We often hear of record-breaking diamond pieces fetching astronomical prices at auctions, but we don’t usually see jade making headlines.
Don’t be fooled, jade jewellery remains highly sought-after, especially for buyers in Asia. We sit down with Wenhao Yu, deputy chairman of jewellery at Sotheby’s Asia, to find out why jade is as important as ever with premium auction houses as well as how jewellery collecting trends have been affected in recent times.
The Asian market remains resilient even in these challenging times, which always accelerate change and innovation. It has not been easy, but our strategy of focusing on top quality jewellery, by acting quickly to expand our online auction program as well as efforts in exploring new auction formats has paid off. With aggregate sales totalling HK$469 million year-to-date and all three online sales in the upper half of this year 100 percent sold, Sotheby’s is leading the jewellery auction market in Asia.
Our strong results show there is persistent demand for top quality jewels – like great art, they endure and shine through the most challenging of circumstances. We have observed that collectors often look to jewellery as an alternative investment in such times.
Jadeite has always been a core jewellery category at Sotheby’s Asia since we introduced it to the international auction market in the 1970s. In the Magnificent Jewels spring auction held this July, jadeite jewellery sales totalled HK$137 million, which was second only to diamonds.
Rarity is a key factor that drives price of top-quality jadeite. Like top quality diamonds, top jade is extremely rare in nature, so when exceptional jadeite pieces appear, great prices result. Auction prices are also affected by other factors such as quality and provenance, so it’s hard to say which one is worth more.
In Asia, however, jadeite has always held a special status. Highly prized in Chinese culture, jadeite has had a long history as a symbol of royalty and privilege, bearing special significance as the gem of choice for the region’s royalty. Rightfully, this has piqued the interest of established jewellery connoisseurs like the late Woolworth’s heiress Barbara Hutton, whose collections mesmerised the jewellery world. The Hutton-Mdivani Necklace set a world record at auction when it was acquired by the Cartier Collection for HK$214 million in 2014.
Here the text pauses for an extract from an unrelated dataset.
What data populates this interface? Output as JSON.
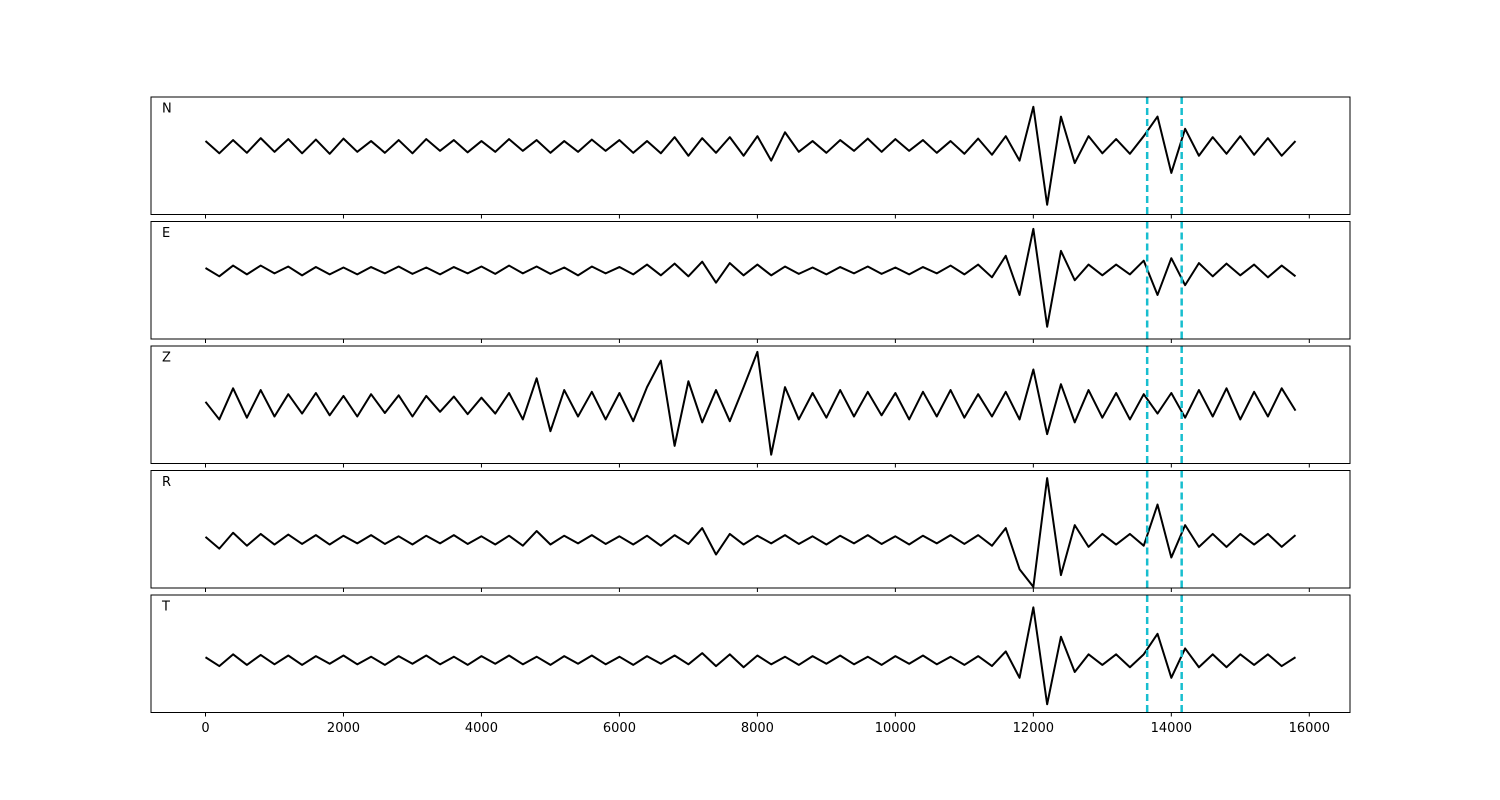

Top quality jadeite has always been well sought after in Asia. Many of our loyal customers are repeat buyers of classic style jadeite, and there is an emerging new generation of buyers who find jadeite jewellery with a modern design appealing.
It’s also worth noting that jadeite is attracting growing interest from outside Asia, as the proportion of non-Asian buyers has grown steadily in the last decade. In the last three years, non-Asian buyers accounted for almost 30 percent of jadeite lots sold at Sotheby’s. We can attribute this to the more transparent grading standard and pricing system we’ve adopted at our auctions as well as our continuing efforts to diversify our jadeite offerings to potential clients.
Like diamonds, jadeite can be evaluated through the speculation of Colour (the hue and the evenness of colours), Clarity, Cut and Carat. Translucence is another key factor in distinguishing jadeite quality – the more translucent, the higher the “water content” and thus its value.
We work with world renowned gemmological laboratories such as SSEF and Gübelin to distinguish the top grading of Imperial Green jadeite, the finest specimens of Type A jadeite that are almost transparent with a vibrant emerald green colour. This is due to the presence of chromium, which is typical of the finest green jadeite from northern Myanmar. They all have outstanding translucency with very fine and densely interlocked texture, thus resulting in a glowing effect through scattering of light when illuminated by a light source. The grading of Imperial Green helps the market place top quality jadeite within an understanding similar to the calibre of Pigeon Blood Rubies, Royal Blue Sapphires, and Type IIa Diamonds.
Sotheby’s also adopts a price-per-carat analysis for Imperial Green Jadeite as we believe it is important to give more transparency to this culturally and historically important gem for collectors worldwide.
Always buy the best quality ones that you can afford. Study the market, research through available options and learn as much as you can. You will find that you appreciate their beauty even better once you learn more about them.
Quality, rarity, and provenance are all critical factors in the valuation of jewellery. While we work closely with gem labs to assess gemstones (including jadeite), our specialists also lend their expertise to evaluate other aspects of the jewels including their condition, uniqueness and provenance. It is a job that takes a lot of love and passion, but we are lucky and grateful to be able to handle some of the world’s rarest treasures that come through our doors.